A season after the Tigers drafted him, Flynn was traded with Rob Brantly and Jacob Turner to the Marlins for Omar Infante and Anibal Sanchez.
Flynn spent two seasons in the Marlins organization, making 52 minor league starts between the New Orleans Zephyrs and the Jacksonville Suns. In six appearances with the Marlins, including five starts, he was 0-3 with an 8.64 ERA, a 2.20 WHIP, and 21 whiffs in 25 innings. Flynn posted a negative WPA in each of the six contests. He also went 2-for-7 from the plate with a sacrifice hit, and took two fielding chances without an error.

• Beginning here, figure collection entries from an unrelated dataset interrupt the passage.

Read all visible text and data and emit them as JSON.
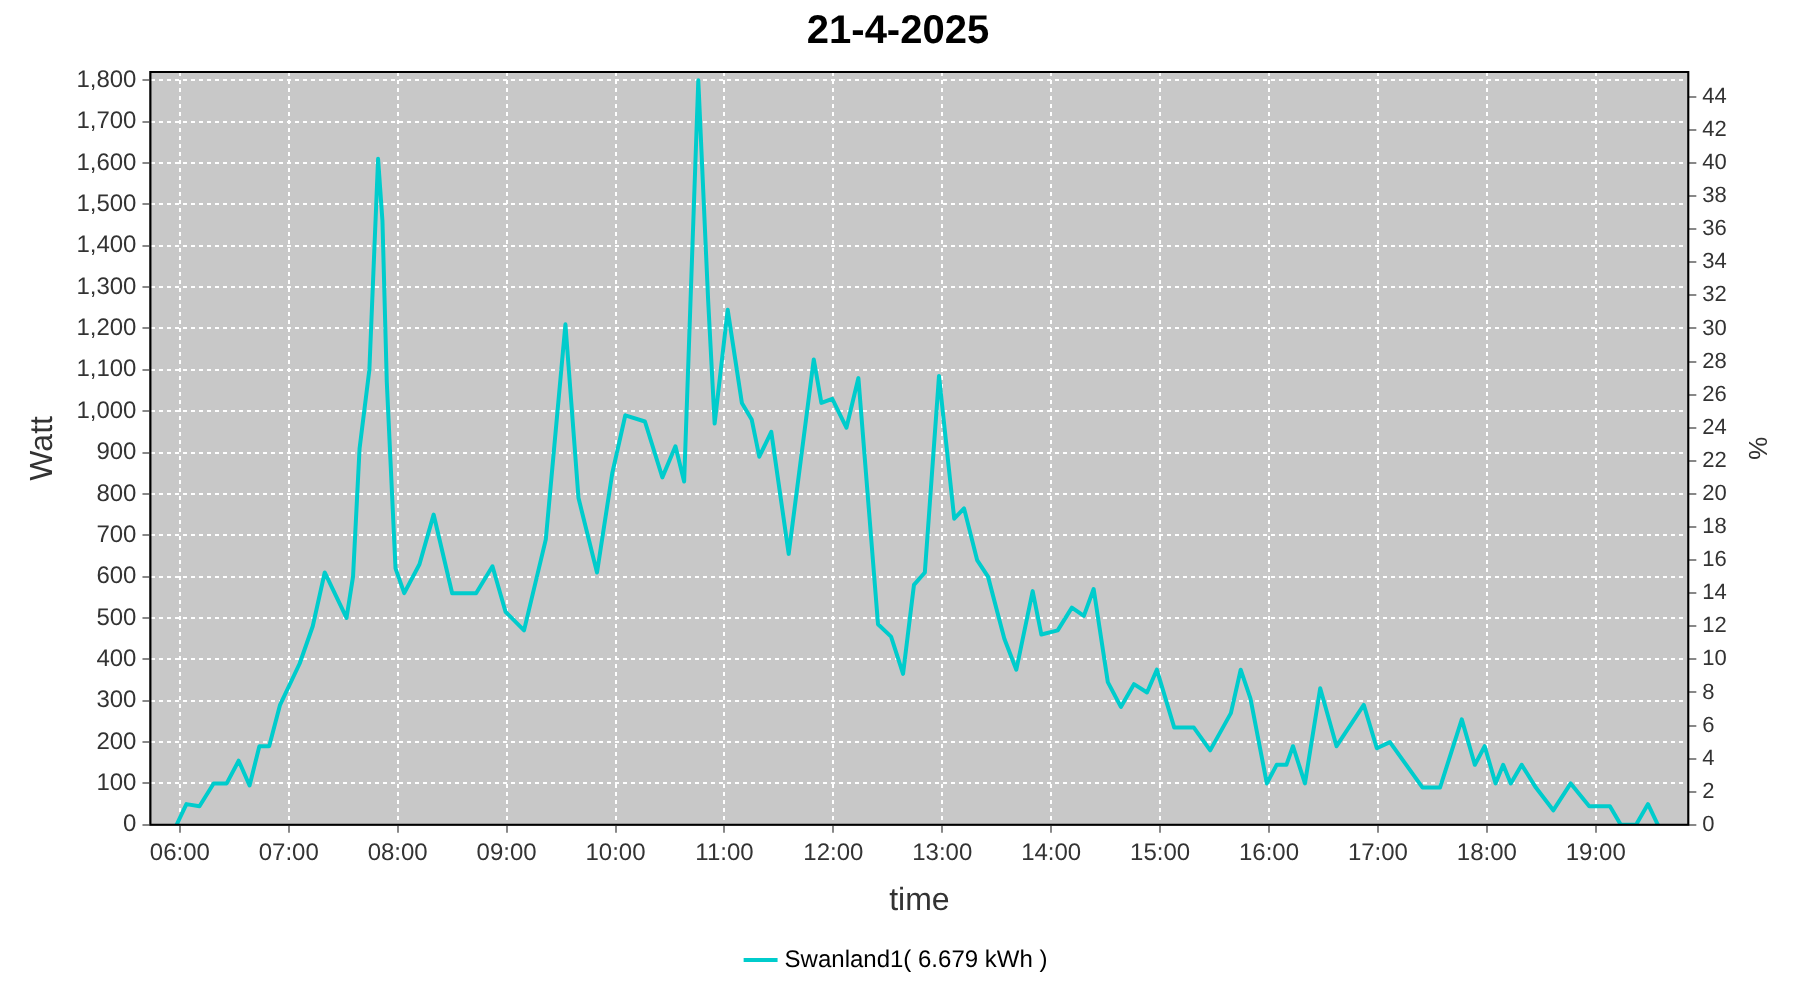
{
  "chart_data": {
    "type": "line",
    "title": "21-4-2025",
    "xlabel": "time",
    "ylabel": "Watt",
    "y2label": "%",
    "xlim": [
      5.73,
      19.85
    ],
    "xticks": [
      {
        "value": 6,
        "label": "06:00"
      },
      {
        "value": 7,
        "label": "07:00"
      },
      {
        "value": 8,
        "label": "08:00"
      },
      {
        "value": 9,
        "label": "09:00"
      },
      {
        "value": 10,
        "label": "10:00"
      },
      {
        "value": 11,
        "label": "11:00"
      },
      {
        "value": 12,
        "label": "12:00"
      },
      {
        "value": 13,
        "label": "13:00"
      },
      {
        "value": 14,
        "label": "14:00"
      },
      {
        "value": 15,
        "label": "15:00"
      },
      {
        "value": 16,
        "label": "16:00"
      },
      {
        "value": 17,
        "label": "17:00"
      },
      {
        "value": 18,
        "label": "18:00"
      },
      {
        "value": 19,
        "label": "19:00"
      }
    ],
    "ylim": [
      0,
      1820
    ],
    "yticks": [
      0,
      100,
      200,
      300,
      400,
      500,
      600,
      700,
      800,
      900,
      {
        "value": 1000,
        "label": "1,000"
      },
      {
        "value": 1100,
        "label": "1,100"
      },
      {
        "value": 1200,
        "label": "1,200"
      },
      {
        "value": 1300,
        "label": "1,300"
      },
      {
        "value": 1400,
        "label": "1,400"
      },
      {
        "value": 1500,
        "label": "1,500"
      },
      {
        "value": 1600,
        "label": "1,600"
      },
      {
        "value": 1700,
        "label": "1,700"
      },
      {
        "value": 1800,
        "label": "1,800"
      }
    ],
    "y2lim": [
      0,
      45.5
    ],
    "y2ticks": [
      0,
      2,
      4,
      6,
      8,
      10,
      12,
      14,
      16,
      18,
      20,
      22,
      24,
      26,
      28,
      30,
      32,
      34,
      36,
      38,
      40,
      42,
      44
    ],
    "grid": true,
    "legend": "bottom",
    "marker": "none",
    "line_style": "solid",
    "series": [
      {
        "name": "Swanland1( 6.679 kWh )",
        "color": "#00cccc",
        "x": [
          5.97,
          6.06,
          6.18,
          6.31,
          6.43,
          6.54,
          6.64,
          6.73,
          6.82,
          6.92,
          7.1,
          7.22,
          7.33,
          7.53,
          7.59,
          7.65,
          7.74,
          7.82,
          7.86,
          7.9,
          7.98,
          8.06,
          8.2,
          8.33,
          8.5,
          8.72,
          8.87,
          8.99,
          9.16,
          9.36,
          9.54,
          9.66,
          9.83,
          9.97,
          10.09,
          10.27,
          10.43,
          10.55,
          10.63,
          10.76,
          10.85,
          10.91,
          11.03,
          11.16,
          11.25,
          11.32,
          11.43,
          11.59,
          11.82,
          11.89,
          11.99,
          12.12,
          12.23,
          12.41,
          12.53,
          12.64,
          12.74,
          12.84,
          12.97,
          13.11,
          13.2,
          13.32,
          13.42,
          13.57,
          13.68,
          13.83,
          13.91,
          14.06,
          14.19,
          14.3,
          14.39,
          14.52,
          14.64,
          14.76,
          14.88,
          14.97,
          15.13,
          15.31,
          15.46,
          15.65,
          15.74,
          15.83,
          15.98,
          16.07,
          16.16,
          16.22,
          16.33,
          16.47,
          16.62,
          16.87,
          16.99,
          17.11,
          17.26,
          17.41,
          17.57,
          17.77,
          17.89,
          17.98,
          18.08,
          18.15,
          18.22,
          18.32,
          18.45,
          18.61,
          18.77,
          18.94,
          19.13,
          19.23,
          19.37,
          19.48,
          19.57
        ],
        "values": [
          0,
          50,
          45,
          100,
          100,
          155,
          95,
          190,
          190,
          290,
          390,
          480,
          610,
          500,
          600,
          910,
          1100,
          1610,
          1460,
          1070,
          620,
          560,
          630,
          750,
          560,
          560,
          625,
          515,
          470,
          690,
          1210,
          790,
          610,
          850,
          990,
          975,
          840,
          915,
          830,
          1800,
          1270,
          970,
          1245,
          1020,
          980,
          890,
          950,
          655,
          1125,
          1020,
          1030,
          960,
          1080,
          485,
          455,
          365,
          580,
          610,
          1085,
          740,
          765,
          640,
          600,
          450,
          375,
          565,
          460,
          470,
          525,
          505,
          570,
          345,
          285,
          340,
          320,
          375,
          235,
          235,
          180,
          270,
          375,
          305,
          100,
          145,
          145,
          190,
          100,
          330,
          190,
          290,
          185,
          200,
          145,
          90,
          90,
          255,
          145,
          190,
          100,
          145,
          100,
          145,
          90,
          35,
          100,
          45,
          45,
          0,
          0,
          50,
          0
        ]
      }
    ]
  }
}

After 2014, the Marlins sent Flynn along with Reid Redman to the Kansas City Royals for Aaron Crow. In four seasons with the Royals, Flynn went 6-9 with a 3.76 ERA.
419. Yusmeiro Petit
Maracaibo, Venezuela native Yusmeiro Petit is a six-foot-one right handed pitcher. In 2001, he signed with the New York Mets just prior to his 17th birthday.
After four years in the Mets system, they traded Petit to the Marlins with Grant Psomas and Mike Jacobs to Florida for Carlos Delgado. 2006 would see Petit’s major league debut.
Petit made 15 appearances for the Marlins, including one start. he struck out 20 in 26 1⁄3 innings, but also allowed 46 hits, including seven homers. He put up a 1-1 record and a 9.57 ERA with a 2.09 WHIP. At the plate, he was one-for-five with an RBI and two strikeouts, while making two clean putouts without an error on defense. At the end of Spring Training in 2007, the Marlins sent Petit to the Arizona Diamondbacks for Jorge Julio.
Since then, Petit has played for the D-Backs, the San Francisco Giants, the Nationals, the Los Angeles Angels, and Oakland. He’s 42-41 with six saves and a 3.93 lifetime ERA, and led the American League with 80 games pitched in 2019 with the A’s.
418. Ryan Tucker
Ryan Tucker is a six-one right-handed pitcher from Burbank, California. In 2005, the Florida Marlins took him in the first round of the draft, with the 34th overall selection. Three seasons later in 2008, Tucker got to the majors with the team.
Tucker pitched in 13 games for Florida, including six starts. He struck out 28 in 37 innings overall, and racked up an 8.27 ERA by surrendering 34 runs on 46 hits and 23 walks. He landed 59 percent of his 707 offerings over the plate, went 0-for-7 from the plate with four strikeouts, and made seven defensive plays without an error.
Tucker’s best game with the Marlins, going by WPA, was his major league debut. He got the win in a 9-2 victory over the Cincinnati Reds, striking out six and allowing only one run in five innings. After spending the entirety of the next two seasons in the Marlins minor league system, the Texas Rangers claimed Tucker off waivers. He pitched five major league innings for them, and didn’t get back to the majors after that.